Anthony Watson believes the British & Irish Lions must add a killer instinct if they are to topple New Zealand.
The Lions throttled the Maori All Blacks in an imperious 32-10 victory in Rotorua on Saturday, but still left a host of fine line breaks unconverted.
Warren Gatland’s men strangled their hosts into submission, but England wing Watson conceded they must sharpen up behind the scrum.
The Lions will face back-to-back world champions New Zealand in the first Test at Eden Park next Saturday, with Bath flyer Watson calling on the tourists to add a lethal finishing streak.
“We need to finish off our line breaks and score tries from those,” said Watson.
“We have got to be better at finishing and not let it get to the case where moves break down and we receive penalties.
“That said, I think things are moving in the right direction. If you look from the first game of the tour to now, you can see there has been a drastic difference to how we play.

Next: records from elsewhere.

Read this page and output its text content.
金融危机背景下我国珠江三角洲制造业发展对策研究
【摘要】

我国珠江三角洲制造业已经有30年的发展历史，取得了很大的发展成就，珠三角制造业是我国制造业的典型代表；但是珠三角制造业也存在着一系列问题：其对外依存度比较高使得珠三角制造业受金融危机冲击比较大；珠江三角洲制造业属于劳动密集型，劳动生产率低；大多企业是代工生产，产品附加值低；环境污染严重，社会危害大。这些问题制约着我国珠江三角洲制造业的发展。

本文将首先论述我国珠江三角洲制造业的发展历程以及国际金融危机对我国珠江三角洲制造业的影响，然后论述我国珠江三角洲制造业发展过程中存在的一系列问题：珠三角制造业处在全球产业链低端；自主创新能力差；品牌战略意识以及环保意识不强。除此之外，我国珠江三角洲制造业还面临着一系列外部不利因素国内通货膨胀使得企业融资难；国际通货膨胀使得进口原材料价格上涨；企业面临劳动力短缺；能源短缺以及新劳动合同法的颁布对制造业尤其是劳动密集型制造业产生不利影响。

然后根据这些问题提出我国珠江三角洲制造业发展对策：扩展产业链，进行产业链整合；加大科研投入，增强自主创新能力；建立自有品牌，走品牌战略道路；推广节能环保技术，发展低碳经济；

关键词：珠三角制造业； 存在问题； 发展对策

“That is credit to the coaches and the players for all buying into the ethos. Everyone is working hard to get everything in order. It has been great but there is much more to come.”
England’s master playmaker Owen Farrell could yet shake off a quadriceps strain in time to start the first All Blacks Test.
Head coach Warren Gatland revealed the Lions only held Farrell back from action against the Maori as a precaution, and Watson hopes the steely focused Saracen could now hand the tourists a huge Test boost.
Farrell’s possible return to fitness would bolster Gatland’s midfield options to face the All Blacks. The England man could pair up with Johnny Sexton or slot in alongside battering-ram centre Ben Te’o.
Wales star Jonathan Davies pulled off several eye-catching line breaks against the Maori, leaving Watson admitting the Lions now boast a promising mixture of backline options. “Having Owen Farrell fit and healthy would be a massive boost for the squad as well but we will have to wait and see,” said Watson.
“Johnny Sexton and Dan Biggar both played very well again out there against the Maori and competition for places is high.
“The way Ben Te’o is busting the line out there, maybe I will try and run off him more and exploit those line breaks.
“But either way, whoever they select it would be great to be outside them.”
While Watson was never able to cut fully loose in Rotorua, he admitted he will happily chase Conor Murray’s peerless box kicks all tour long.
“I have got to try and impact the game wherever possible and if that is chasing kicks then I am definitely happy to do that,” said Watson.
“From a winger’s point of view, what you want is your nine to put the kicks on the money so you can challenge for the ball or make a decent hit. And it’s an absolute joy to chase Conor’s box kicks.
“The forwards were outstanding: the maul was just going on and on and on and I was just chilling on the wing! For us backs to have that platform to play off is unbelievable.
“The mood is good right now but at the same time the All Blacks will be a huge step up, so we have to be ready for them.”